I heard this thing on NPR today about earthquakes. Airtalk host Larry Mantle was interviewing seismologist John Dvorak about earthquakes and earthquake “storms”. Generally speaking, earthquakes aren’t consistent. Pressure builds and builds and though occasionally you’ll have some relative release–Northridge quake of ‘94, Loma Prieta quake of 89’–the big movements come from the BIG releases. And when these big quakes come they tend to come in clusters. Clusters of several a decade, or several a century.
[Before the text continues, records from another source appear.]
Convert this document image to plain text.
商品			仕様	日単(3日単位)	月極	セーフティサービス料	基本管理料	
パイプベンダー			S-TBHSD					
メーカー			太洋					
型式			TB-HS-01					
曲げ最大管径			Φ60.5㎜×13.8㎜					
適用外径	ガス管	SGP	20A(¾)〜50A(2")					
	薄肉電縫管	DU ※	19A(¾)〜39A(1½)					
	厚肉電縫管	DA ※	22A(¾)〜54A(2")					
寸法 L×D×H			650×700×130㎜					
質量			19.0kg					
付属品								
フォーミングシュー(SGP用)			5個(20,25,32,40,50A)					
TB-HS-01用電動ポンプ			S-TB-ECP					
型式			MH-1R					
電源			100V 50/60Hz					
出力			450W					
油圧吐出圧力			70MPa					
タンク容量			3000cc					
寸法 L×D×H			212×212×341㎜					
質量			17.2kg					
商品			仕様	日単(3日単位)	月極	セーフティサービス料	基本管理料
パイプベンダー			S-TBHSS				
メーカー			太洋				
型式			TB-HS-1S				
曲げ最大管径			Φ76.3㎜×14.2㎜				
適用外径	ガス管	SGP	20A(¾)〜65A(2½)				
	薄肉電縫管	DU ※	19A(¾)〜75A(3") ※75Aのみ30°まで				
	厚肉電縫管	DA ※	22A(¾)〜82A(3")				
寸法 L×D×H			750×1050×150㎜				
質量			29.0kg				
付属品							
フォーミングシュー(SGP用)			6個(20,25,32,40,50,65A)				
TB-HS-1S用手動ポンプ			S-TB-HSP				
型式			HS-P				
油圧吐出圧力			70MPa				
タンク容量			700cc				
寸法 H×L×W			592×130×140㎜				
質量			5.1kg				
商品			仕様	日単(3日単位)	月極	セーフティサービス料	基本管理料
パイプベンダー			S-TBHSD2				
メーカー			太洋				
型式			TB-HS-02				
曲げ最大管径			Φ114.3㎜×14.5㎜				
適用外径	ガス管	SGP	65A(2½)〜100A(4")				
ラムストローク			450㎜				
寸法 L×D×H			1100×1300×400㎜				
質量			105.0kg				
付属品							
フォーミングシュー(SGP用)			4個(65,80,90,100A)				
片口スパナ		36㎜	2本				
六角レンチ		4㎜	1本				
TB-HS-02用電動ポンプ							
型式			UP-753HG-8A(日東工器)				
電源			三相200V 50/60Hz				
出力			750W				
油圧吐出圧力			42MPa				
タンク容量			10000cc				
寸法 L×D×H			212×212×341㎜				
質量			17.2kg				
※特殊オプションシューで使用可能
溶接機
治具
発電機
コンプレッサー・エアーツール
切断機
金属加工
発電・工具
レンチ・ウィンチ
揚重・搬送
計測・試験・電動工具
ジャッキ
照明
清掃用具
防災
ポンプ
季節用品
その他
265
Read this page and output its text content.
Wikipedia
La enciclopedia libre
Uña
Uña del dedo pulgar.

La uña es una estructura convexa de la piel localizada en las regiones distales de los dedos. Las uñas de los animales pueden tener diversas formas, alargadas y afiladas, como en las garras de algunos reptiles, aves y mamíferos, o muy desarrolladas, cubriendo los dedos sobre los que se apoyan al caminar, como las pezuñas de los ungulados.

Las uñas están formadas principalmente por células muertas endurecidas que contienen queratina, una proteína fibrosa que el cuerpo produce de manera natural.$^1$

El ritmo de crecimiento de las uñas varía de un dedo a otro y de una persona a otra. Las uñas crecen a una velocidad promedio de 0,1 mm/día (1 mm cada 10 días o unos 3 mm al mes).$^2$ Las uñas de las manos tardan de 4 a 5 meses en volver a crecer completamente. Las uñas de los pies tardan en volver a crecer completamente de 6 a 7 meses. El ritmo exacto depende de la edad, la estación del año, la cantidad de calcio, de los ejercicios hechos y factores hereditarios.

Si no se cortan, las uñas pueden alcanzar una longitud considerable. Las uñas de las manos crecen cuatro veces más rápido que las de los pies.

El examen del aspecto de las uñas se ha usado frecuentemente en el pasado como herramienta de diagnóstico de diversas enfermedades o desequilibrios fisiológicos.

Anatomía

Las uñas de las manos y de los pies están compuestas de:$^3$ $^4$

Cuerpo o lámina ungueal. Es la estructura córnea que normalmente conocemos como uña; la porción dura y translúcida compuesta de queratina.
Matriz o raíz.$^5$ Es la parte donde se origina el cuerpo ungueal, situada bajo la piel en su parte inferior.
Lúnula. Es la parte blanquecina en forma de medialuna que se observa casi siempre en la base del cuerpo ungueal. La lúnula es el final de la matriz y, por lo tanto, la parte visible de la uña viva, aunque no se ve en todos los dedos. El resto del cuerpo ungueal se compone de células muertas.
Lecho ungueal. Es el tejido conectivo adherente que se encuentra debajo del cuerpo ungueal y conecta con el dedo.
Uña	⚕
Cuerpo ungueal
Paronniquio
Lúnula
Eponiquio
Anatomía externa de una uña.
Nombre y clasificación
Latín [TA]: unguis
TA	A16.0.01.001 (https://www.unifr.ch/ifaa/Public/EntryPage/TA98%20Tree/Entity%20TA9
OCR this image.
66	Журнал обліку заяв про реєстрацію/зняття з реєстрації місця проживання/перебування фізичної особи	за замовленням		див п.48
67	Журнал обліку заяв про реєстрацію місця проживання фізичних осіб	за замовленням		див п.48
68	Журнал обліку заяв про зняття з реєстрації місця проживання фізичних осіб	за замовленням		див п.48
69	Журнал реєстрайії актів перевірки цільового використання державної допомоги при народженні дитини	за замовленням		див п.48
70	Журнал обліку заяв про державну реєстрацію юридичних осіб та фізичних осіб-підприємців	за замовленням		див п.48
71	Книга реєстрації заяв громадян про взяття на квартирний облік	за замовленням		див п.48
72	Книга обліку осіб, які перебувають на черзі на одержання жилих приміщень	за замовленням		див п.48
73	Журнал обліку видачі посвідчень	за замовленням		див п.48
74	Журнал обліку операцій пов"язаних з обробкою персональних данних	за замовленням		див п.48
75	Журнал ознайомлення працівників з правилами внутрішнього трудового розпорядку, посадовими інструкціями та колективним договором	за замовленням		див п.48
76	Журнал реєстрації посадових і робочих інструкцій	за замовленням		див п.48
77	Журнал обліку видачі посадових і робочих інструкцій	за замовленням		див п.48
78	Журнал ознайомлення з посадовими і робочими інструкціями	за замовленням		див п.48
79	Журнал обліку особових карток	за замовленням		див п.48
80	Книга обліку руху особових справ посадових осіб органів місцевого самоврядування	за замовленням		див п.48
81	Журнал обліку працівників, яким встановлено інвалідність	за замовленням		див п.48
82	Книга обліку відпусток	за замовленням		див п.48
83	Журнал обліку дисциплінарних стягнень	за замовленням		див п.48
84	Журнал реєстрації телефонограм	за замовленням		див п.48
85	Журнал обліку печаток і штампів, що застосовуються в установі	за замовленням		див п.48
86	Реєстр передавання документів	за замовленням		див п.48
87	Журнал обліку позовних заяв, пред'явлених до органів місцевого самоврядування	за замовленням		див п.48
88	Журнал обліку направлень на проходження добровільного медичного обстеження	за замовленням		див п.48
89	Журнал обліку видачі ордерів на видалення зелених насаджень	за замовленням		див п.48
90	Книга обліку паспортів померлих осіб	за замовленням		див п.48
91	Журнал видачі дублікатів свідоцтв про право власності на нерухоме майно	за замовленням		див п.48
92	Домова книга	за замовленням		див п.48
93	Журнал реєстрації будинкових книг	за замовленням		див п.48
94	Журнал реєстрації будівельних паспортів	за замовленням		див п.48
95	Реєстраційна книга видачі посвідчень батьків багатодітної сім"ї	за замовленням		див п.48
I thought about this today and related it to my outdoor life. I don’t hike everyday. I just don’t. I don’t even hike every week. I see myself heading out every Monday for a nice long excursion, exploring new areas, testing myself physically, snapping photos, and just in general marveling at a chance to be someplace really quiet. This is my ideal. And though it doesn’t happen, it doesn’t mean the pressure isn’t still building.
Because it is.
And a correction is coming.
So Switzer falls won’t cut it. A hike up Baldy might not cut it either. I’ll need something more. Not overnights. Not even three dayers. But long detailed escapes from everything.
The day to day grind does exactly that. Is this what drives trainhoppers or the lifelong road travellers to stay gone? Is the pressure too much? Or maybe like it’s more unpredictable. Like Dvorak said in the interview–quoting Charles Richter–when there are a lot of earthquakes there are a LOT of earthquakes.